Dihydromyrcenol
- Names: IUPAC name 2,6-Dimethyloct-7-en-2-ol

Identifiers
- CAS Number: 18479-58-8;
- 3D model (JSmol): Interactive image;
- ChEBI: CHEBI:87528;
- ChEMBL: ChEMBL3184487;
- ChemSpider: 27067;
- DrugBank: DB02273;
- ECHA InfoCard: 100.038.497
- PubChem CID: 29096;
- UNII: 46L1B02ND9;
- CompTox Dashboard (EPA): DTXSID8029317 ;

Properties
- Chemical formula: C_{10}H_{20}O
- Molar mass: 156.269 g·mol^{−1}
- Appearance: Colorless viscous liquid
- Density: 0.832 g/cm^{3} (20 °C)
- Boiling point: 194–197 °C (381–387 °F; 467–470 K)
- Solubility in water: 0.939 g/L (20 °C)

Hazards
- Flash point: 76 °C (169 °F; 349 K)

= Dihydromyrcenol =

Dihydromyrcenol is a synthetic organic compound used primarily as a fragrance ingredient.

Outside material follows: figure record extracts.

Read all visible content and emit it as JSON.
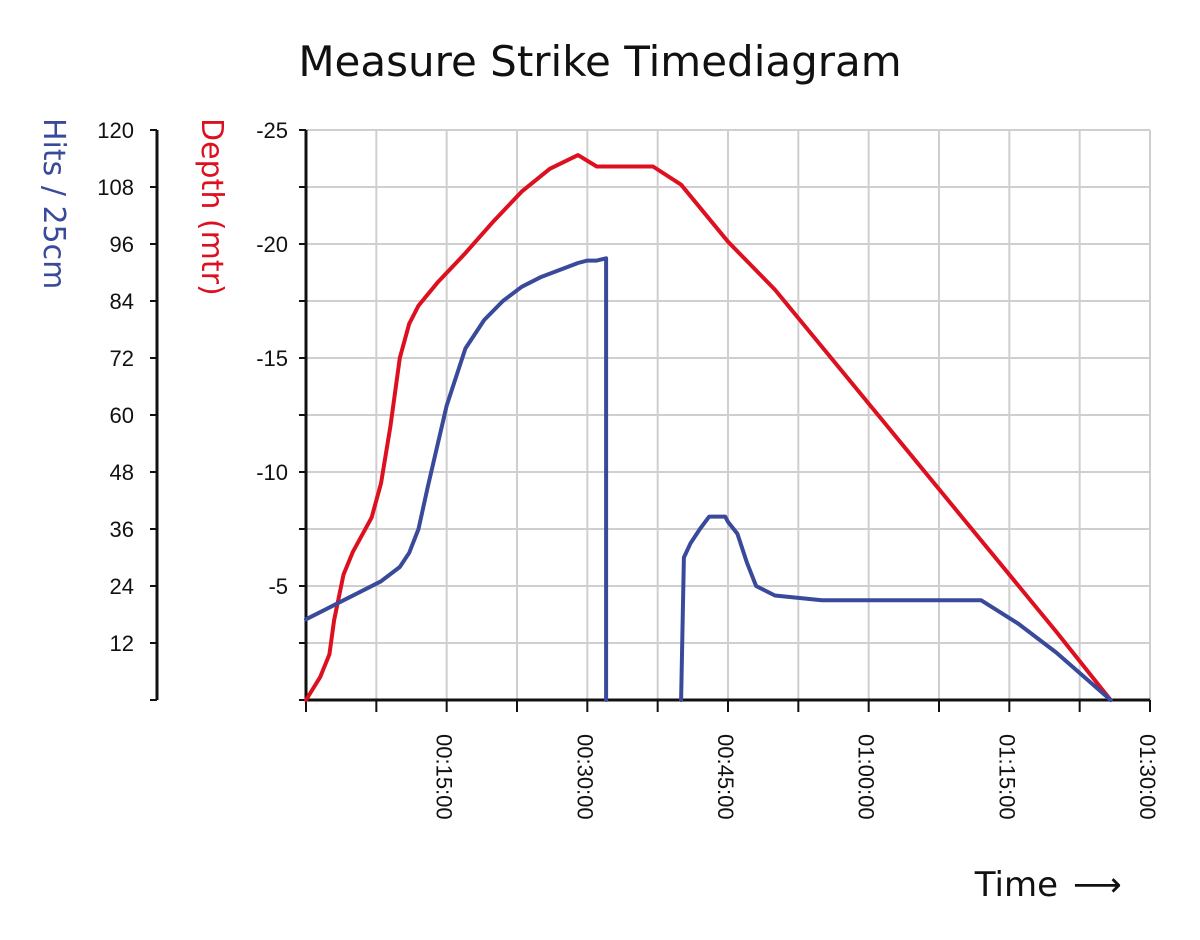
{
  "chart_data": {
    "type": "line",
    "title": "Measure Strike Timediagram",
    "xlabel": "Time",
    "xlabel_arrow": "⟶",
    "hits_axis": {
      "label": "Hits / 25cm",
      "range": [
        0,
        120
      ],
      "ticks": [
        "12",
        "24",
        "36",
        "48",
        "60",
        "72",
        "84",
        "96",
        "108",
        "120"
      ],
      "color": "#3a4a9a"
    },
    "depth_axis": {
      "label": "Depth  (mtr)",
      "range": [
        0,
        -25
      ],
      "ticks": [
        "-5",
        "-10",
        "-15",
        "-20",
        "-25"
      ],
      "color": "#dd1020"
    },
    "x_axis": {
      "unit": "minutes",
      "range": [
        0,
        90
      ],
      "tick_labels": [
        "00:15:00",
        "00:30:00",
        "00:45:00",
        "01:00:00",
        "01:15:00",
        "01:30:00"
      ],
      "tick_values": [
        15,
        30,
        45,
        60,
        75,
        90
      ]
    },
    "grid": true,
    "series": [
      {
        "axis": "depth",
        "color": "#dd1020",
        "x": [
          0,
          1.5,
          2.5,
          3,
          4,
          5,
          7,
          8,
          9,
          10,
          11,
          12,
          14,
          17,
          20,
          23,
          26,
          29,
          31,
          33,
          35,
          37,
          40,
          45,
          50,
          60,
          70,
          80,
          85.8
        ],
        "y": [
          0,
          -1,
          -2,
          -3.5,
          -5.5,
          -6.5,
          -8,
          -9.5,
          -12,
          -15,
          -16.5,
          -17.3,
          -18.3,
          -19.6,
          -21,
          -22.3,
          -23.3,
          -23.9,
          -23.4,
          -23.4,
          -23.4,
          -23.4,
          -22.6,
          -20.1,
          -18,
          -13,
          -8,
          -3,
          0
        ]
      },
      {
        "axis": "hits",
        "color": "#3a4a9a",
        "x": [
          0,
          2,
          4,
          6,
          8,
          10,
          11,
          12,
          13,
          15,
          17,
          19,
          21,
          23,
          25,
          27,
          29,
          30,
          31,
          32,
          32
        ],
        "y": [
          17,
          19,
          21,
          23,
          25,
          28,
          31,
          36,
          45,
          62,
          74,
          80,
          84,
          87,
          89,
          90.5,
          92,
          92.5,
          92.5,
          93,
          0
        ],
        "segment": 1
      },
      {
        "axis": "hits",
        "color": "#3a4a9a",
        "x": [
          40,
          40.3,
          41,
          42,
          43,
          43.5,
          44,
          44.7,
          45,
          46,
          47,
          48,
          50,
          55,
          60,
          65,
          70,
          72,
          76,
          80,
          85.8
        ],
        "y": [
          0,
          30,
          33,
          36,
          38.6,
          38.6,
          38.6,
          38.6,
          37.5,
          35,
          29,
          24,
          22,
          21,
          21,
          21,
          21,
          21,
          16,
          10,
          0
        ],
        "segment": 2
      }
    ]
  }
}
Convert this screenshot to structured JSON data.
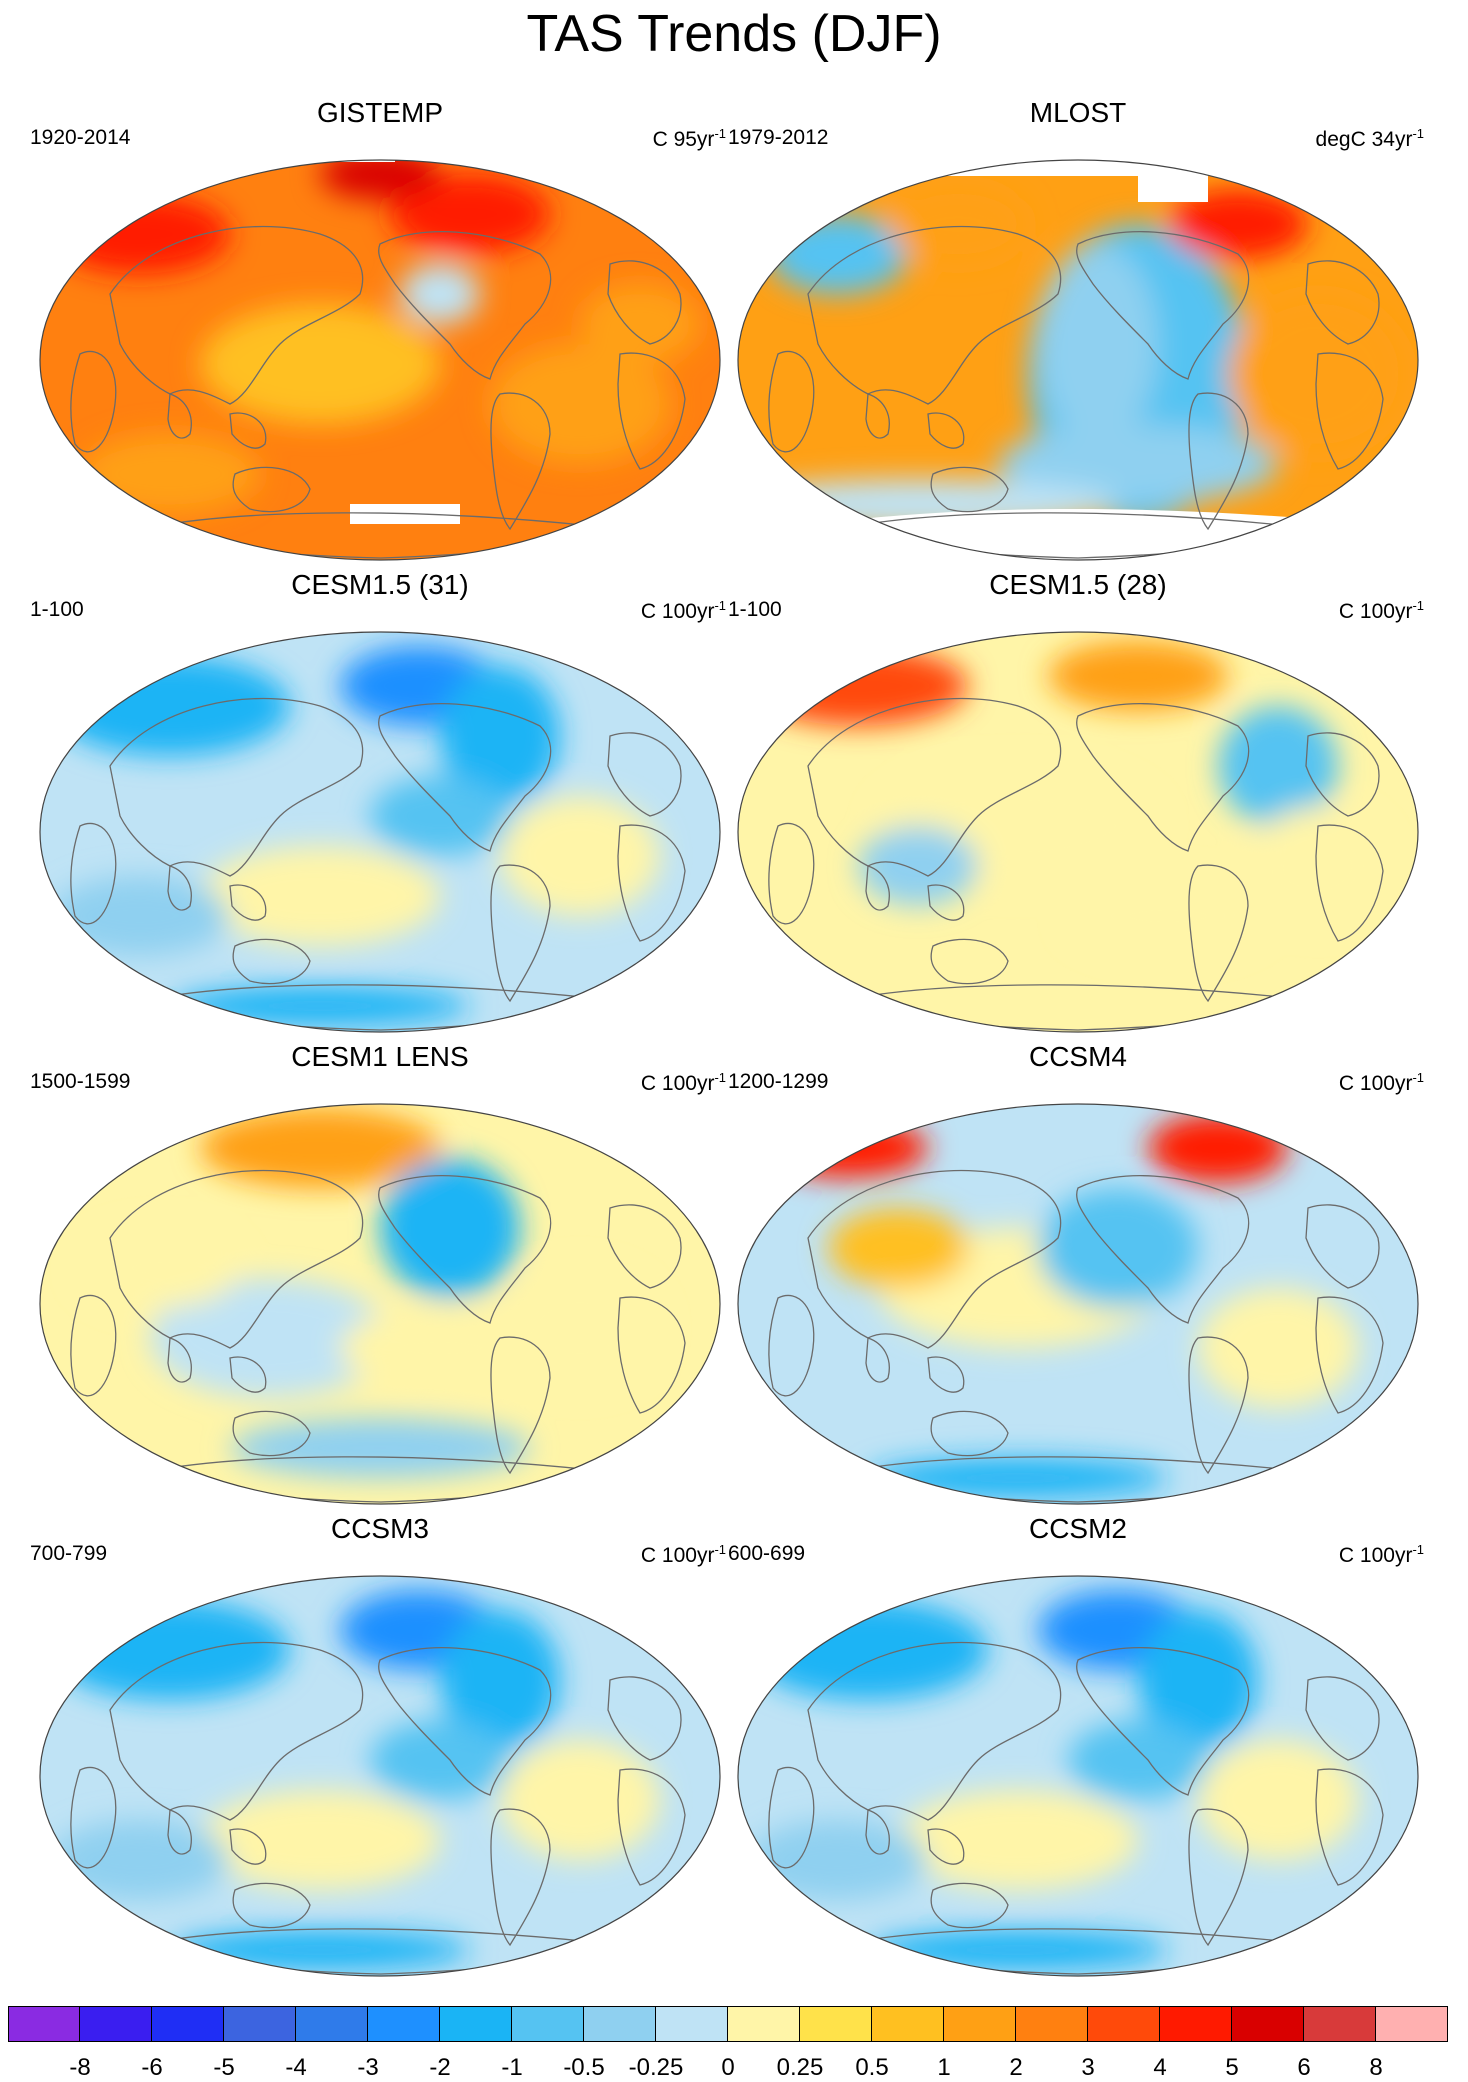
{
  "figure": {
    "title": "TAS Trends (DJF)"
  },
  "panels": [
    {
      "name": "GISTEMP",
      "period": "1920-2014",
      "units_base": "C 95yr",
      "units_exp": "-1",
      "tone": "warm",
      "has_missing": true
    },
    {
      "name": "MLOST",
      "period": "1979-2012",
      "units_base": "degC 34yr",
      "units_exp": "-1",
      "tone": "mixed",
      "has_missing": true
    },
    {
      "name": "CESM1.5 (31)",
      "period": "1-100",
      "units_base": "C 100yr",
      "units_exp": "-1",
      "tone": "cool",
      "has_missing": false
    },
    {
      "name": "CESM1.5 (28)",
      "period": "1-100",
      "units_base": "C 100yr",
      "units_exp": "-1",
      "tone": "neutral-warm",
      "has_missing": false
    },
    {
      "name": "CESM1 LENS",
      "period": "1500-1599",
      "units_base": "C 100yr",
      "units_exp": "-1",
      "tone": "neutral",
      "has_missing": false
    },
    {
      "name": "CCSM4",
      "period": "1200-1299",
      "units_base": "C 100yr",
      "units_exp": "-1",
      "tone": "neutral-cool",
      "has_missing": false
    },
    {
      "name": "CCSM3",
      "period": "700-799",
      "units_base": "C 100yr",
      "units_exp": "-1",
      "tone": "cool",
      "has_missing": false
    },
    {
      "name": "CCSM2",
      "period": "600-699",
      "units_base": "C 100yr",
      "units_exp": "-1",
      "tone": "cool",
      "has_missing": false
    }
  ],
  "colorbar": {
    "labels": [
      "-8",
      "-6",
      "-5",
      "-4",
      "-3",
      "-2",
      "-1",
      "-0.5",
      "-0.25",
      "0",
      "0.25",
      "0.5",
      "1",
      "2",
      "3",
      "4",
      "5",
      "6",
      "8"
    ],
    "colors": [
      "#8a2be2",
      "#3a1ef0",
      "#1f2ef5",
      "#3c64e0",
      "#2f7bea",
      "#1e90ff",
      "#1ab4f5",
      "#55c3f2",
      "#8fd0f0",
      "#bfe3f5",
      "#fff5a8",
      "#ffe24a",
      "#ffc020",
      "#ffa014",
      "#ff8010",
      "#ff4a0a",
      "#ff1a00",
      "#d90000",
      "#d83a3a",
      "#ffb0b0"
    ]
  }
}
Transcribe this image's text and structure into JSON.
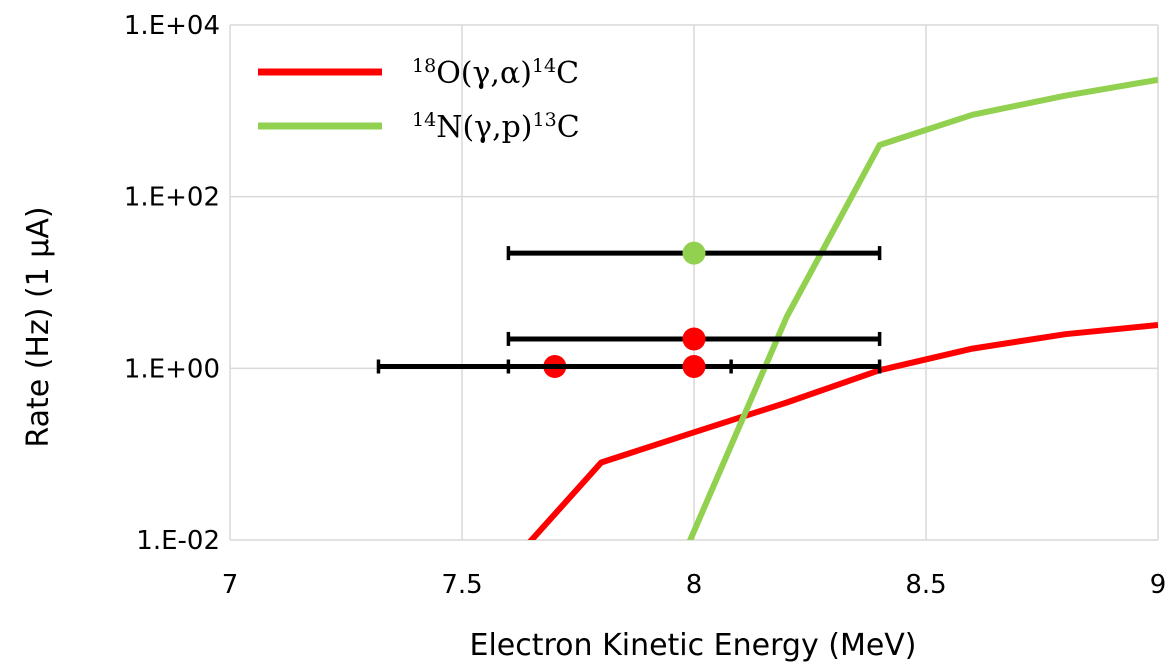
{
  "chart_data": {
    "type": "line",
    "xlabel": "Electron Kinetic Energy (MeV)",
    "ylabel": "Rate (Hz) (1 µA)",
    "x_ticks": [
      "7",
      "7.5",
      "8",
      "8.5",
      "9"
    ],
    "y_ticks": [
      "1.E-02",
      "1.E+00",
      "1.E+02",
      "1.E+04"
    ],
    "xlim": [
      7,
      9
    ],
    "ylim": [
      0.01,
      10000
    ],
    "y_scale": "log",
    "grid": true,
    "legend_position": "top-left",
    "series": [
      {
        "name": "18O(γ,α)14C",
        "label_parts": [
          {
            "text": "18",
            "sup": true
          },
          {
            "text": "O(γ,α)",
            "sup": false
          },
          {
            "text": "14",
            "sup": true
          },
          {
            "text": "C",
            "sup": false
          }
        ],
        "color": "#ff0000",
        "x": [
          7.6,
          7.8,
          8.0,
          8.2,
          8.4,
          8.6,
          8.8,
          9.0
        ],
        "y": [
          0.005,
          0.08,
          0.18,
          0.4,
          0.95,
          1.7,
          2.5,
          3.2
        ]
      },
      {
        "name": "14N(γ,p)13C",
        "label_parts": [
          {
            "text": "14",
            "sup": true
          },
          {
            "text": "N(γ,p)",
            "sup": false
          },
          {
            "text": "13",
            "sup": true
          },
          {
            "text": "C",
            "sup": false
          }
        ],
        "color": "#92d050",
        "x": [
          7.95,
          8.2,
          8.4,
          8.6,
          8.8,
          9.0
        ],
        "y": [
          0.003,
          4,
          400,
          900,
          1500,
          2300
        ]
      }
    ],
    "measurements": [
      {
        "x": 8.0,
        "y": 22,
        "xerr": [
          7.6,
          8.4
        ],
        "color": "#92d050"
      },
      {
        "x": 8.0,
        "y": 2.2,
        "xerr": [
          7.6,
          8.4
        ],
        "color": "#ff0000"
      },
      {
        "x": 7.7,
        "y": 1.05,
        "xerr": [
          7.32,
          8.08
        ],
        "color": "#ff0000"
      },
      {
        "x": 8.0,
        "y": 1.05,
        "xerr": [
          7.6,
          8.4
        ],
        "color": "#ff0000"
      }
    ]
  }
}
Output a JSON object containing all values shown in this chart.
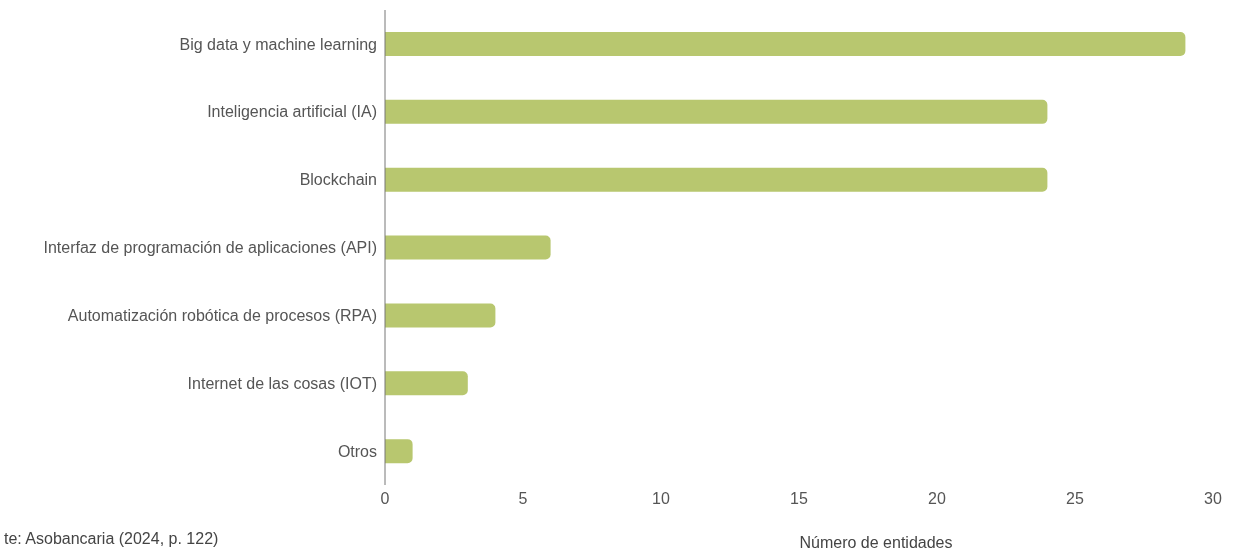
{
  "chart_data": {
    "type": "bar",
    "orientation": "horizontal",
    "xlabel": "Número de entidades",
    "categories": [
      "Big data y machine learning",
      "Inteligencia artificial (IA)",
      "Blockchain",
      "Interfaz de programación de aplicaciones (API)",
      "Automatización robótica de procesos (RPA)",
      "Internet de las cosas (IOT)",
      "Otros"
    ],
    "values": [
      29,
      24,
      24,
      6,
      4,
      3,
      1
    ],
    "color": "#b8c76f",
    "xlim": [
      0,
      30
    ],
    "xticks": [
      0,
      5,
      10,
      15,
      20,
      25,
      30
    ],
    "annotations": [
      "te: Asobancaria (2024, p. 122)"
    ]
  }
}
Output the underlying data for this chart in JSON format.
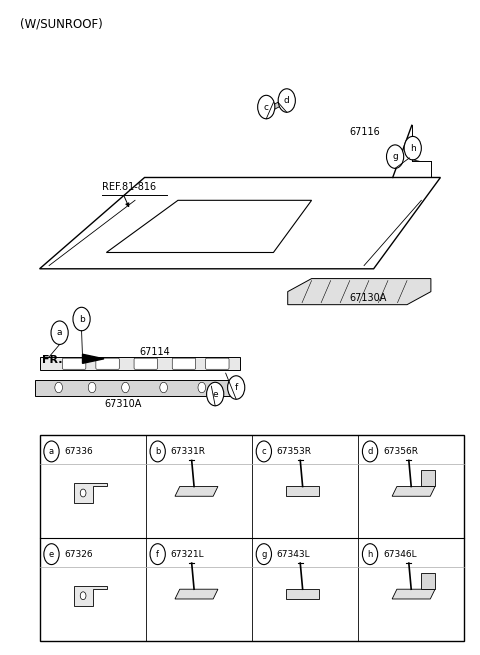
{
  "title": "(W/SUNROOF)",
  "background_color": "#ffffff",
  "fig_width": 4.8,
  "fig_height": 6.55,
  "dpi": 100,
  "table": {
    "rows": [
      [
        {
          "label": "a",
          "code": "67336"
        },
        {
          "label": "b",
          "code": "67331R"
        },
        {
          "label": "c",
          "code": "67353R"
        },
        {
          "label": "d",
          "code": "67356R"
        }
      ],
      [
        {
          "label": "e",
          "code": "67326"
        },
        {
          "label": "f",
          "code": "67321L"
        },
        {
          "label": "g",
          "code": "67343L"
        },
        {
          "label": "h",
          "code": "67346L"
        }
      ]
    ]
  }
}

Despite its similarity to some natural compounds of the monoterpene class, such as myrcenol, it has not been reported to be found in nature.

== Chemical properties ==
Dihydromyrcenol has the chemical formula C10H20O. It is a colorless viscous liquid with a boiling point of 194-197 C.

== Odor and uses ==
Dihydromyrcenol is extensively used in the fragrance industry for its fresh lime and citrus-like odor. Descriptions of its scent include citrus type, lime-like citrusy-floral sweet with considerable tenacity, fresh citrus-like with a lavender note, fresh cool metallic lime citrus floral bergamot, and lavender fragrance reminiscent of lemon. Worldwide use exceeded 1000 metric tons per year as of 2004.

== Synthesis ==
Dihydromyrcenol can be obtained from citronellene, a pyrolysis product of cis-pinane, via hydroxylation.

== Safety ==
A toxicologic and dermatologic review has been published on its use as a fragrance ingredient and it is considered safe under regulated use.